# Wolves on Monte Cristo



## itchytriggerfinger (Sep 12, 2007)

Is there a proper protocol to report when wolves are seen? We saw some over the weekend on Wasatch ridge road.


----------



## HunterDavid (Sep 10, 2007)

I think the proper way to report wolf sightings in Utah is to notify Mr. Browning, Mr. Ruger, Mr. Marlin, Mr. Savage, Mr. Springfield, etc.... They will know what to do from there.  

:O•-: o-|| :O•-: o-||


----------



## MWScott72 (May 23, 2011)

Call a DWR office. They will know where to go from there. I'm not opposed to calling Mr. Browning either.


----------



## itchytriggerfinger (Sep 12, 2007)

I just about called on mr. Ruger, but they whirled out of camp fast enough after I yelled.


----------



## UtahMountainMan (Jul 20, 2010)

Next time try having mr. Ruger do the yelling...


----------



## bowhunt3r4l1f3 (Jan 12, 2011)

I think we are going to start seeing them more and more. This last weekend I found a freshly killed elk leg laying off the side of the road. I couldn't find any other pieces around it. I heard they take pieces off with them when they kill. Then again it could have been a cougar.


----------



## fishawk (Aug 23, 2009)

I believe proper protocol is S.S.S.


----------



## Igottabigone (Oct 4, 2007)

I prefer to call Ms. Remington. She's a lovely gal.


----------



## Stucki (Sep 29, 2013)

Has anyone heard or seen of any wolves west of Randolph, between old and new canyon?


----------



## wyogoob (Sep 7, 2007)

itchytriggerfinger said:


> Is there a proper protocol to report when wolves are seen? We saw some over the weekend on Wasatch ridge road.

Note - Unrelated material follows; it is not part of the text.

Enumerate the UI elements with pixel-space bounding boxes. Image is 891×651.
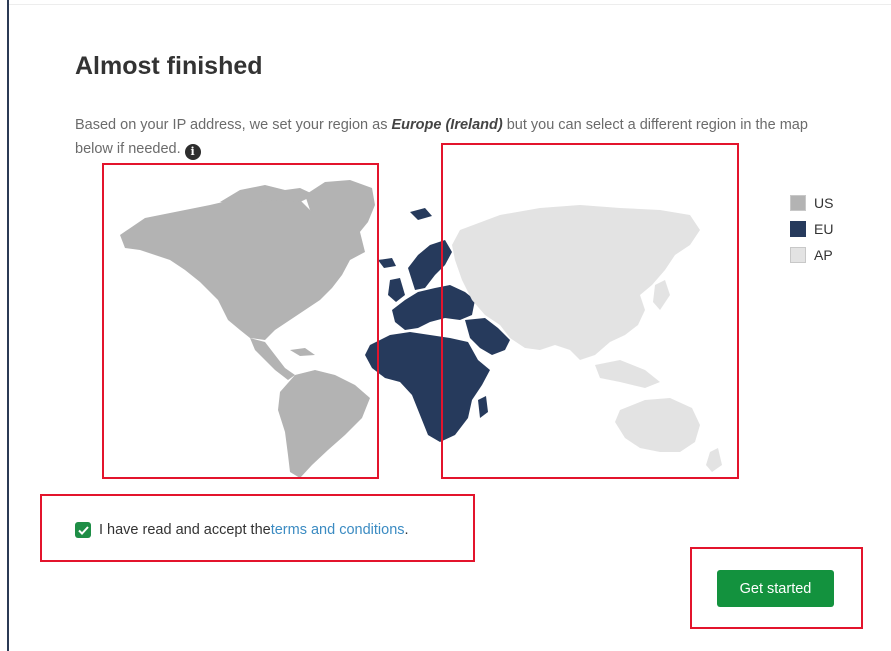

Please send your Utah wolf sightings to the Vice-Senior Executive Video Editor at the UWTCP (Utah Wolf Trail Cam Program):

http://utahwildlife.net/forum/29-other-kinds-animals/36764-wolves-trail-cam-12.html

Thanks


----------



## Kevin D (Sep 15, 2007)

Stucki said:


> Has anyone heard or seen of any wolves west of Randolph, between old and new canyon?


You mean Green's Fork?? I've been running my hounds through all that country pretty regularly since July. No evidence of wolves.


----------



## MadHunter (Nov 17, 2009)

The wolves use a scent blocking ointment when they cross into Utah. They know Mr. Browning, Mr. Remington, etc. are all watching and waiting hounds and all.


----------